European leaders will try to bring bitter foes Serbia and Kosovo back to the negotiating table at a regional summit in Berlin on Monday, hoping to reboot a dialogue over one of the Balkans' thorniest disputes.
German Chancellor Angela Merkel and French President Emmanuel Macron are hosting the neighbours, whose relationship has taken a turn for the worse in recent months, alongside other Western Balkans leaders and EU members Croatia and Slovenia.
The gathering will centre on the "stability of the region, with a particular focus on finding a way to relaunch the dialogue between Serbia and Kosovo," the French presidency said in a briefing ahead of the summit.
The Macron-Merkel initiative comes after EU-led talks between Serbia and Kosovo ground to a halt last year.
The nub of the dispute is Belgrade's denial of the independence of Kosovo, a former province that broke away in a bloody 1998-99 war.
The Brussels-led dialogue collapsed several months after talk of possible border changes between the neighbours, as a way to reach an accord, triggered a stinging backlash last summer.
Critics warned that redrawing the map would be a risky business in the fragile Balkans, a region still recovering from its 1990s wars.
Then came a series of diplomatic clashes between Pristina and Belgrade that deepened their hostility, in particular Kosovo's decision to levy a 100-percent tariff on Serbian goods in November.
A stalemate has ensued.
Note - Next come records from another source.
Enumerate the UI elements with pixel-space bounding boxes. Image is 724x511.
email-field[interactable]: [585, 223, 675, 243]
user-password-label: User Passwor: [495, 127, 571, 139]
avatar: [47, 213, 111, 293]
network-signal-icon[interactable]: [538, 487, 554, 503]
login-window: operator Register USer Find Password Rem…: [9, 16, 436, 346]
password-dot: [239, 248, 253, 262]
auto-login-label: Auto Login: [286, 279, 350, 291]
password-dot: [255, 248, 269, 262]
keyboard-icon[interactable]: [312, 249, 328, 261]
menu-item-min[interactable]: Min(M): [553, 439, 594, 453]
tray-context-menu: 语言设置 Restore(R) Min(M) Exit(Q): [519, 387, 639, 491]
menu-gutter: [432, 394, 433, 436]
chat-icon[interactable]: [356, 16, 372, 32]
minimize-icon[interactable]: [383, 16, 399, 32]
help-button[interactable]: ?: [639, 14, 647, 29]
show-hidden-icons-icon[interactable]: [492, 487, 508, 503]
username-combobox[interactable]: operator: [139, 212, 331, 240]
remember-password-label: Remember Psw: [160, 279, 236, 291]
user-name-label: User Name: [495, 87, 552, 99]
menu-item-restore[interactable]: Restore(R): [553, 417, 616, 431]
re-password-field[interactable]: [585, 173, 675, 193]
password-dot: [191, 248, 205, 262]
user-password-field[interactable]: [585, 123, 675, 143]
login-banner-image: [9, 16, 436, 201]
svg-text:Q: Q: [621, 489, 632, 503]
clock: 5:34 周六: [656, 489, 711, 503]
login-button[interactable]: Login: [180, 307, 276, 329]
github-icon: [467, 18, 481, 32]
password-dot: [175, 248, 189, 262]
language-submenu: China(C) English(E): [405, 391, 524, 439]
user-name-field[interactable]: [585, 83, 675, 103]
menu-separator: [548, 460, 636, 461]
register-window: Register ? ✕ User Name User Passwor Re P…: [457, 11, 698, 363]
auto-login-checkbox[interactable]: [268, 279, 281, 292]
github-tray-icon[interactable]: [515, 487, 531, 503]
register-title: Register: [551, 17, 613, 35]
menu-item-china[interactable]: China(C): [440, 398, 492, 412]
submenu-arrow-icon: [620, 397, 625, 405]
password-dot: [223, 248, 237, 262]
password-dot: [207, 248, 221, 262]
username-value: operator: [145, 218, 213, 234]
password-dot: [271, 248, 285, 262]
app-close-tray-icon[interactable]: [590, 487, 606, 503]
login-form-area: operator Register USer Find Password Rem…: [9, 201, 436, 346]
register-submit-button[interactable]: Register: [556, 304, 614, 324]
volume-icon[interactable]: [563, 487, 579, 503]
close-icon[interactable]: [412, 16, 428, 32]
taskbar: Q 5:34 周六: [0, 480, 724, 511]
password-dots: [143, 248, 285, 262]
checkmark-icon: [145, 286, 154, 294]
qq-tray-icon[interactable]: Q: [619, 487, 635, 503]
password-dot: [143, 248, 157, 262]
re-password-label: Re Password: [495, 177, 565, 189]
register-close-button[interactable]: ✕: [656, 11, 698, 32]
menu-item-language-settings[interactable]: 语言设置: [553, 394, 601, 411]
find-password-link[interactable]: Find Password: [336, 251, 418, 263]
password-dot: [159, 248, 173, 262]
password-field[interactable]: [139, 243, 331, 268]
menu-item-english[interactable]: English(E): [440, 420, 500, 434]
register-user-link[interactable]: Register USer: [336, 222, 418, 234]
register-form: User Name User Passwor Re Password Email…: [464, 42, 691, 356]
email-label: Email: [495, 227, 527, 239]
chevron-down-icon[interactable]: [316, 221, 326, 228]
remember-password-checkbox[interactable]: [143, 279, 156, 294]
Kosovo's Prime Minister says he will keep the tax until Belgrade shows openness to recognising independence, while Serbia says it will not talk until the tariff is removed.
Downplaying expectations for a major breakthrough on Monday, German government spokeswoman Ulrike Demmer said the summit is "primarily about an exchange of views." "How far we can get during the meeting is something that I cannot foretell," she added.
The French presidency also assured that the summit was not an effort to replace the European Commission-led process, whose future is uncertain as EU elections loom, but only to "promote exchanges".
As for whether the land-swap proposal would be discussed Monday, Demmer said Germany remains "sceptical about border changes as part of a solution, in so far as they could pose risks for the region." While the exact details of the plan have never been laid out, local media and analysts assume the land swap would see Kosovo's Serb-dominated north traded for a southern valley in Serbia that is mainly ethnic-Albanian, like the rest of Kosovo.
Washington and some EU officials appeared open to discussing such a deal, but Germany has been one of the clearest critics of any border changes, which many worry would further segregate the region along ethnic lines. Ahead of the Berlin summit, both Serbia and Kosovo took a cautious line.
"At this moment, I don't understand how and what to talk with Pristina about," Serbian President Aleksandar Vucic said last week during a visit to Beijing.
But he added that he has "always respected" Merkel and Macron and that was "sure they are smarter than me and will figure out something." In Kosovo, President Hashim Thaci said the summit "might open up opportunities, but it might be disappointing as well." While Thaci is in favour of revoking the tariff, his Prime Minister Ramush Haradinaj has been intransigent despite heavy EU and US pressure.
"No tax will be revoked either at this summit or at any other summit," Haradinaj reiterated last week.